The most important factor is that those languages were designed with JIT in mind, with a clear separation of compile time and runtime. Not only the macros, which are low cost abstractions, but also how all the dynamic parts of the language can actually be resolved during this period, like type inference and static/multiple dispatch, which are enabled by it's carefully crafted type system that bridges the dynamic world and the static world. Idiomatic Julia is not strictly a dynamic language but a superposition of many static programs, one of which will be selected for each runtime pass.

So changing a variable type in Python has basically no effect, but in Julia , while allowed, it causes what's called type instability and the compiler will be pessimist and create a dynamic box for the type that can't be optimized. Which is also why global variables are so damaging to performance in the language since they can't be inferred. Defining or redefining a function (not a lambda) or types or importing a library dynamically during runtime is another feature that is also allowed, but avoided in practice since they'll invalidate the JIT cache and force a recompilation. The culture of performance aware programming is the second key factor in their speed.

Julia, I am not sure how far its dynamism goes, but Dylan, Common Lisp and Smalltalk certainly.

You can even at any point in time stop execution in the debugger, rewrite part of the world and just press continue as if that was how the code was originally written to start with.

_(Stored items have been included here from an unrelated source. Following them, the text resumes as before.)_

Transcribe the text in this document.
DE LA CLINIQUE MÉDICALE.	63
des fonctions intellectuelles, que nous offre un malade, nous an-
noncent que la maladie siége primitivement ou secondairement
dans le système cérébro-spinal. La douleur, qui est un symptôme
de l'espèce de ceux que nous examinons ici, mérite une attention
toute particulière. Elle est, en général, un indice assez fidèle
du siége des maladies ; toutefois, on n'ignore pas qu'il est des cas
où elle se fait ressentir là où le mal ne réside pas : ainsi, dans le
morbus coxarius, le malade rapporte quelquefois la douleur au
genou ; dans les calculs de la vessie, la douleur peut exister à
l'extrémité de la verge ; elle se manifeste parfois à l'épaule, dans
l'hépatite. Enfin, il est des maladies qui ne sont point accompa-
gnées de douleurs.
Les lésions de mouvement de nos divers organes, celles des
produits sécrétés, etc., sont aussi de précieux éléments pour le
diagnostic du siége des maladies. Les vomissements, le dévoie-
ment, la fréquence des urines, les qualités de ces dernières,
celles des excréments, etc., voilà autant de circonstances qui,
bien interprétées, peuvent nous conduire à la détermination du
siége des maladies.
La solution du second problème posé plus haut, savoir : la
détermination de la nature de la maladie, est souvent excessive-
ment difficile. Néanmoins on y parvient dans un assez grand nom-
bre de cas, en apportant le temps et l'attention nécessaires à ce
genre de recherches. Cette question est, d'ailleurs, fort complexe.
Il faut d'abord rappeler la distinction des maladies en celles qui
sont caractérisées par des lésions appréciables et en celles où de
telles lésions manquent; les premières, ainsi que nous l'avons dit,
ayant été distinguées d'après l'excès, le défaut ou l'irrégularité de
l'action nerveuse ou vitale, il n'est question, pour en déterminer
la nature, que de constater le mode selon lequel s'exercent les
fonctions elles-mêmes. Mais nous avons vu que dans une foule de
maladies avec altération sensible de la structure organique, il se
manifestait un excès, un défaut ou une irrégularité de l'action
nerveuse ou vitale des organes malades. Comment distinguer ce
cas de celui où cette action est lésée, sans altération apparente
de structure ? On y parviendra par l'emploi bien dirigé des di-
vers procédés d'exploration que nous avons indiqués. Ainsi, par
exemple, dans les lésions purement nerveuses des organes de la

> You can even at any point in time stop execution in the debugger, rewrite part of the world and just press continue as if that was how the code was originally written to start with.

Bit of a straw man, because you wouldn't do this regularly in code. Python on the other hand is a relatively large language at this point, and plain idiomatic python code leans relatively heavier on JIT unfriendly constructs compared to the other languages mentioned. Meanwhile, CL has a whole concept of "compile-time" that doesn't really exist in python. Hence the "perversely" part.

PyPy has used similar tricks as Smalltalk, Self, and JS/V8, many which were old hat in the 90s, but PyPy demonstrates that writing a performant JIT with reasonable memory requirements for real world code is much harder for Python.

For me the only thing that PyPy sadly demonstrates is that the Python community doesn't care about JIT support and anyone that wishes to use languages that embrace JITs should look elsewhere instead of having a continuous disappointment.